I was thinking I may put a little hot sauce on, too! It just felt like eating a plate of natural goodness. all the protein and vits etc in the eggs...and the gorgeous vits and minerals and positive health affects of broccoli, right? Im pretty sure broccoli is a superfood. i think its super anyway
And it is...such a task for me...to think of a breakfast which isnt carb heavy. I dont mind eggs but theyre not really my fave. I have to make the effort and the decision to have them. Not so much now..but definitely before VLCD. I would pretty much only have them scrambled and SWIMMING in ketchup. And definitely with potatoes and/or toast (or crumpet or bagel.!!) and sometimes wrapped in a tortilla (or two!). And now..the idea of that...makes me gasp. Thats well over ALL OF MY CARBS FOR THE DAY. And so unhealthy. I just gawp when I think of the horrible crap I put in my body for years and years. Anyway. I really did find the broccoli and eggs delicious. Which is such a revelation for me. I can eat smaller portions, far far less carbs and things that I never would have dreamed of (eggs for breakfast with no refined carbs!!) and actually survive! lol.
Silly, but this is why I am here I suppose.
Anyway. I took the girls out for a half hour walk after breakfast this morning. And when we got back, i made their lunch and my spag bol. it was delicious. and then we went in for a nap. i slept for an hour! it was lovely
im now up and feel pretty refreshed, so YAY! I made my pancake when I made lunch too, so that it would be ready for when i got up in case i was tempted to graze or pick - so Ive just had half of that with a coffee and more water. Ive had 5 pints so far today. I need to get in another 3.

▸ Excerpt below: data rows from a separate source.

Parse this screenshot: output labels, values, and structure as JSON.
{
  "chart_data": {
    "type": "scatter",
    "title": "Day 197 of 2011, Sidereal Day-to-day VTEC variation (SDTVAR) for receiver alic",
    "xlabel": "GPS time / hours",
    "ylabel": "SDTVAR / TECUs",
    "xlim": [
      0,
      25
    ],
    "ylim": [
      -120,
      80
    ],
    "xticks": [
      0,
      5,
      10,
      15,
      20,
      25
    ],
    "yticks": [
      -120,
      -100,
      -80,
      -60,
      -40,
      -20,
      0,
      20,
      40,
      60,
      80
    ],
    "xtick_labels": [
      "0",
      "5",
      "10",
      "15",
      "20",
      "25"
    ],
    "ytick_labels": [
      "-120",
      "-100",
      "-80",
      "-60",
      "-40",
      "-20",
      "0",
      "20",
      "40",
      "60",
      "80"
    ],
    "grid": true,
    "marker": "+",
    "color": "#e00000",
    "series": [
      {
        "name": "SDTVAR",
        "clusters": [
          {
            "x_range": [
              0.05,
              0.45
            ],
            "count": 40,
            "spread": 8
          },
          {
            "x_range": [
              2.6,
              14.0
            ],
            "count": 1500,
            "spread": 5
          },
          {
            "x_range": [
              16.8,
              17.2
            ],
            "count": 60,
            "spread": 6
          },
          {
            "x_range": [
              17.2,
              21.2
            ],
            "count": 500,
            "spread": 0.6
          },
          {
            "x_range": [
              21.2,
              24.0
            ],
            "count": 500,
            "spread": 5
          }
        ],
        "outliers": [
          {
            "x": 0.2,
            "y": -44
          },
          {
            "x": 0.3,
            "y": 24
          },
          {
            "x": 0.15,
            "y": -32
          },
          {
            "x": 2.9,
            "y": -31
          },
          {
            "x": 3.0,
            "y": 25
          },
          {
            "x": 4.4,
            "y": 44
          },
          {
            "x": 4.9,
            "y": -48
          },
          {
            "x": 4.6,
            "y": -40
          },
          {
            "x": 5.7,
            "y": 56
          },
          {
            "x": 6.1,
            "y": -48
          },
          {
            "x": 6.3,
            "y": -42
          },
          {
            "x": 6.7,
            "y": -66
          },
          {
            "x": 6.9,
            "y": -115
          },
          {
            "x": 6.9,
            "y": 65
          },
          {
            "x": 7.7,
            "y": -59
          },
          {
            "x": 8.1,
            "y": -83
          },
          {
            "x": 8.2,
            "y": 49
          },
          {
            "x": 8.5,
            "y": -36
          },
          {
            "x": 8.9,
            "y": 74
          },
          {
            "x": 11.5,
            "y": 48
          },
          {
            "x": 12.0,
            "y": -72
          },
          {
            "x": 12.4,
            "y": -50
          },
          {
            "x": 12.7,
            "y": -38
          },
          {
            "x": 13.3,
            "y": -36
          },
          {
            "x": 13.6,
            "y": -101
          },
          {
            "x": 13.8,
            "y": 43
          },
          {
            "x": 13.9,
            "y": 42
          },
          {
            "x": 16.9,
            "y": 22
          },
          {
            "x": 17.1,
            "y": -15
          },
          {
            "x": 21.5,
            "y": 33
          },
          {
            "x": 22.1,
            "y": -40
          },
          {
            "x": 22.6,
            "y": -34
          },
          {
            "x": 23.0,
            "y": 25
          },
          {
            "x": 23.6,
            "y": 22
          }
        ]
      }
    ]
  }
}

dinner tonight will be my chili pack, broccoli and an egg. very happy with today so far. And the walk was lovely. I took them both out and put zoe's LittleLife backpack on her and left the buggy behind. she LOVED the freedom and walking with us like a big girl. and it tired her right out so when we got on she barely got through her lunch before she fell asleep....zonked right out. LOLOL.
anyway. i think im going to get the girls down tonight for bed and then im going to get back up and come in to chat with hubby and make a decision, somehow, once and for all. being in limbo is absolutely crushing me.
I dont know what to do, guys. I have no idea where or how to even BEGIN to make a decision.